Be Like Water: Lessons Learned from Overtraining
Injury
Ralph hit the heavy bag with short, punishing hooks. He wore a stained white cutoff, blue shorts and sneakers so worn they fit like gloves. Coach Dan shouted corrections from his perch on the side of the ring. “Turn your feet! Bring your hands back to your cheek bones.” Ralph’s face was a grimace of anger and pain. He skipped to the left, turning his imaginary opponent. Right — Left — Right. The punches thudded into the bag. Ralph rolled under an imaginary hook and let loose another flurry of shots.

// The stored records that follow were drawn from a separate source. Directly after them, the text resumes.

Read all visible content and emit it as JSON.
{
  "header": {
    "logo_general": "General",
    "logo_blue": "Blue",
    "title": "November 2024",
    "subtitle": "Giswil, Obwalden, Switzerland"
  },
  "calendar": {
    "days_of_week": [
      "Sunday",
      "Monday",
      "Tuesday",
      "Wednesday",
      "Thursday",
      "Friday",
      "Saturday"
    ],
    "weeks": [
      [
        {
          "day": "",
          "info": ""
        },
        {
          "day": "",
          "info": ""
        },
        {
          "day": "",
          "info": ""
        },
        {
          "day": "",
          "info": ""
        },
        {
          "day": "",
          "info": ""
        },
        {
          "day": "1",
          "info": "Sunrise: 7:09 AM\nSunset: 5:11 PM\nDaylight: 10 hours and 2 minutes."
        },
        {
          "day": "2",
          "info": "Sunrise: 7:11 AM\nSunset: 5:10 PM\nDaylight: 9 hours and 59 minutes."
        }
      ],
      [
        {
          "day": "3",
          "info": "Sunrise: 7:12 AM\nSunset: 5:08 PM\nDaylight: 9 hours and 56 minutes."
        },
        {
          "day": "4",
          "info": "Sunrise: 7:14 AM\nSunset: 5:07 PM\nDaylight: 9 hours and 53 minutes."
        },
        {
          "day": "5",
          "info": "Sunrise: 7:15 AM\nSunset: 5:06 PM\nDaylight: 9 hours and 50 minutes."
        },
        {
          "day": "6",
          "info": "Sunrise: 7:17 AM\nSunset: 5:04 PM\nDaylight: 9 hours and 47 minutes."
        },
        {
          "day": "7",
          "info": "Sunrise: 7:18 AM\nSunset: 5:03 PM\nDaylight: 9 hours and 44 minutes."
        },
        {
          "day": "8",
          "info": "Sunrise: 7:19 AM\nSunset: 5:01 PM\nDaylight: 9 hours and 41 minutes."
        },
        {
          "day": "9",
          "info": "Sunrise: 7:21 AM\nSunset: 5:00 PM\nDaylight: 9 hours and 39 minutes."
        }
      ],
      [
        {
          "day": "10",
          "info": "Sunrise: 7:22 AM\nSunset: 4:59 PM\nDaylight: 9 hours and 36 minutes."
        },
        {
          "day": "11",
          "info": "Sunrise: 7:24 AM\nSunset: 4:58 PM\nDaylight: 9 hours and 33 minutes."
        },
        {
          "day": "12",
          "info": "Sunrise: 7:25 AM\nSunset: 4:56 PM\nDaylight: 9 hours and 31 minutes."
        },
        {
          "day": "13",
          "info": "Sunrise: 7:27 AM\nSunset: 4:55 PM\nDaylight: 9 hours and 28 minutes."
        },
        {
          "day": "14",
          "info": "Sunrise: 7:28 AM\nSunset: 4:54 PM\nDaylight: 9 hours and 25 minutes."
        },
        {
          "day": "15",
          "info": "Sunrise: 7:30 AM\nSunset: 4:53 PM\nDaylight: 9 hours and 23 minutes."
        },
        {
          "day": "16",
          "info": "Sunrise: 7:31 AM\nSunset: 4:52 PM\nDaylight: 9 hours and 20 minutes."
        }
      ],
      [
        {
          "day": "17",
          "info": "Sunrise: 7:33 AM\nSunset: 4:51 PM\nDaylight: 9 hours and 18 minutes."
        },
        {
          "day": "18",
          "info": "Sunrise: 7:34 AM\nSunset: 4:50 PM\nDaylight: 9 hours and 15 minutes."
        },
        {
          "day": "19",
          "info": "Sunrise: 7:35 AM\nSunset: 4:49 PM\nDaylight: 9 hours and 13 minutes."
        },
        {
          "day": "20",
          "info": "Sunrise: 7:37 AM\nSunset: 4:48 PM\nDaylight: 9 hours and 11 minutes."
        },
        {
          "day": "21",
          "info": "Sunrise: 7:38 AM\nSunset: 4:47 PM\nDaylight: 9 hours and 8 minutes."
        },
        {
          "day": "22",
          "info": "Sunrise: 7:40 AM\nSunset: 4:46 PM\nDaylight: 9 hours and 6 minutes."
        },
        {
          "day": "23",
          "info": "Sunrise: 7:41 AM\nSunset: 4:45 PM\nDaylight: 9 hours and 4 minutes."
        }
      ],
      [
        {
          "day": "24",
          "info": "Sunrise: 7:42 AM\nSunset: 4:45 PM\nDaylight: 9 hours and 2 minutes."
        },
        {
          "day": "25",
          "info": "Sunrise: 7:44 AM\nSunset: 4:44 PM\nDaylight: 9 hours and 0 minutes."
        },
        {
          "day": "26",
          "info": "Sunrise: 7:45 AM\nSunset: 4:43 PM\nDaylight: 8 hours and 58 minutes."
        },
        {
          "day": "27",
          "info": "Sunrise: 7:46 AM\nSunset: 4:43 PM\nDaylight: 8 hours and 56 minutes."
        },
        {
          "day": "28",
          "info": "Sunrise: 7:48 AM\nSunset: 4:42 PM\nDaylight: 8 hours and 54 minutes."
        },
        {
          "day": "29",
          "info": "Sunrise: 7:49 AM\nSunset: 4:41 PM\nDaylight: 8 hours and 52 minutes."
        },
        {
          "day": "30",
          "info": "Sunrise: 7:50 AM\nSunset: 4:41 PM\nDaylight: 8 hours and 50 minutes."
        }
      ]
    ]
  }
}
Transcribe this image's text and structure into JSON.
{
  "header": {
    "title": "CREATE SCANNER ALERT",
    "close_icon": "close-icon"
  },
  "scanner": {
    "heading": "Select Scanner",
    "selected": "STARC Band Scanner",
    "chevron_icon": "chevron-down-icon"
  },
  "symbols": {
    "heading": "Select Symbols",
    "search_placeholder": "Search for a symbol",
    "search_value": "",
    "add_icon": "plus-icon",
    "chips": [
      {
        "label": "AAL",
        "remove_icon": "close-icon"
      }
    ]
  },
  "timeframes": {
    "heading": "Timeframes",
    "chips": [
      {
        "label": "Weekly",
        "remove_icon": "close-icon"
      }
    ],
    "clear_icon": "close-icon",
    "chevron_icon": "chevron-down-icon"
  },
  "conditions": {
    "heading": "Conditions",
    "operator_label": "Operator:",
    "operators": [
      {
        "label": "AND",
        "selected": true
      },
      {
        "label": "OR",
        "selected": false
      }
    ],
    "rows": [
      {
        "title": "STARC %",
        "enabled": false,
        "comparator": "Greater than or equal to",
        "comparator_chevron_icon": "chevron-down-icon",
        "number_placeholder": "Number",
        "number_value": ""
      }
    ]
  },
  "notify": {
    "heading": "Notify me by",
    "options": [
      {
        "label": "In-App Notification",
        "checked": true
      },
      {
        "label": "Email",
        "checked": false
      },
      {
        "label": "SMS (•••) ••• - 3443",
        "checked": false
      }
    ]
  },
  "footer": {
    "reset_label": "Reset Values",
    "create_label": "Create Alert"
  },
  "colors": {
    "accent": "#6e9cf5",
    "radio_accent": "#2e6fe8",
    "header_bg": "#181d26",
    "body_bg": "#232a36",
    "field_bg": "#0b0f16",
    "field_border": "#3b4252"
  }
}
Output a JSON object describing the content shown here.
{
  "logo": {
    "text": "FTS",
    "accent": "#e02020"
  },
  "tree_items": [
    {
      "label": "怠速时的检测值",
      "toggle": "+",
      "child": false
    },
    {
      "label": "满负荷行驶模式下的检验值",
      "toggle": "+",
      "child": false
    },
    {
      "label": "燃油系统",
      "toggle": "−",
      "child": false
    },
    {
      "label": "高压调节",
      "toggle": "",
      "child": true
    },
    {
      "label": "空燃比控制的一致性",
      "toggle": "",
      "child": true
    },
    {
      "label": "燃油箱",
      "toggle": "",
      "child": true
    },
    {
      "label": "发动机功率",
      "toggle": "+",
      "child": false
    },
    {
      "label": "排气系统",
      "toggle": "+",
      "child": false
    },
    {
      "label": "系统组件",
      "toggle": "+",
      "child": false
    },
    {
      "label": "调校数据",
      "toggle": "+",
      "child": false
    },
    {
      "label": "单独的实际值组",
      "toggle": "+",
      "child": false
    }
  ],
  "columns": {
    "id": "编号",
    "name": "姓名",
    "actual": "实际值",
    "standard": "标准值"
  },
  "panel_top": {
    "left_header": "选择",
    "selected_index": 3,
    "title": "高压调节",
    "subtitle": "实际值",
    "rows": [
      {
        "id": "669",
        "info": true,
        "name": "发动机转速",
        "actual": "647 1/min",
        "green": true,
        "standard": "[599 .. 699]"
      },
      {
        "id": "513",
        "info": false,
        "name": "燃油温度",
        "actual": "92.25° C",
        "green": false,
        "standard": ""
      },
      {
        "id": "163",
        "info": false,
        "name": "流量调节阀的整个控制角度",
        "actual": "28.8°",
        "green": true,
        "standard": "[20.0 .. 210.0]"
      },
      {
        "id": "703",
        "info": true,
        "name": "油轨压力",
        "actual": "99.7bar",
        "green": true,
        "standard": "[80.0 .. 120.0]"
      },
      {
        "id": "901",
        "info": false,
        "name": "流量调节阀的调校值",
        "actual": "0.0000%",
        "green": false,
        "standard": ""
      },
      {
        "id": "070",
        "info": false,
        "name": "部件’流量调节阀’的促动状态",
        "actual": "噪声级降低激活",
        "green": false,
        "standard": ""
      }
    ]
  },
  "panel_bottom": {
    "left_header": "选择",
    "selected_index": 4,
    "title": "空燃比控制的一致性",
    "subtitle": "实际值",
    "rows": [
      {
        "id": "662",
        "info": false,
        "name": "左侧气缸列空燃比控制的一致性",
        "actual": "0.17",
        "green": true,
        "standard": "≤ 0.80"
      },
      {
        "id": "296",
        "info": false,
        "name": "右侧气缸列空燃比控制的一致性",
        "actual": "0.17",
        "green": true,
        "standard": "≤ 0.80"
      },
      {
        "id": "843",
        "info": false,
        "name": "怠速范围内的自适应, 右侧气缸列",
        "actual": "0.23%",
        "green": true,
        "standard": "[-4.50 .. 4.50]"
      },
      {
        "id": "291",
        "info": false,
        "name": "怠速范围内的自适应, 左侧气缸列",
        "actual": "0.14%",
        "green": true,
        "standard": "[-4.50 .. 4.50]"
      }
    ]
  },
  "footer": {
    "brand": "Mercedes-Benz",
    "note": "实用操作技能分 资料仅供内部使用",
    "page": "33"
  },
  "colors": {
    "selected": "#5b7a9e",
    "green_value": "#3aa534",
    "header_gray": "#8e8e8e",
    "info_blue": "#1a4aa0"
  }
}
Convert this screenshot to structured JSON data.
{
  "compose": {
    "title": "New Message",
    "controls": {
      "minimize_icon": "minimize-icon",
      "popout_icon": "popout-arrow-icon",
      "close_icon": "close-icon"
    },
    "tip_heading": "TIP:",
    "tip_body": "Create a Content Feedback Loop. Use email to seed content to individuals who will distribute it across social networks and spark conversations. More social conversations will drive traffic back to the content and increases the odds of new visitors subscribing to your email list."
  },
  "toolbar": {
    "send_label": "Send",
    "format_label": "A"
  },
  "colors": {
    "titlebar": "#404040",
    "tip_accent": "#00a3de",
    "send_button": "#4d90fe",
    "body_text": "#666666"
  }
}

Ralph and I both train at Atlantic Veterans Memorial boxing gym in Bellport, though I’m a new comer. He’s far more accomplished than me, but we seem to share similar mentalities. We’re both obsessed, more likely to need restraining than encouragement from the coaches. I’m 178 and he’s 165 — the weight difference balances the skill difference and we make good sparring partners for each other. It’s hard to tell age with headgear on, but Ralph’s wispy mustache gives it away. He’s seventeen, and silver medaled in the Junior Olympics last year. This year he’s a contender for a National Champtionship.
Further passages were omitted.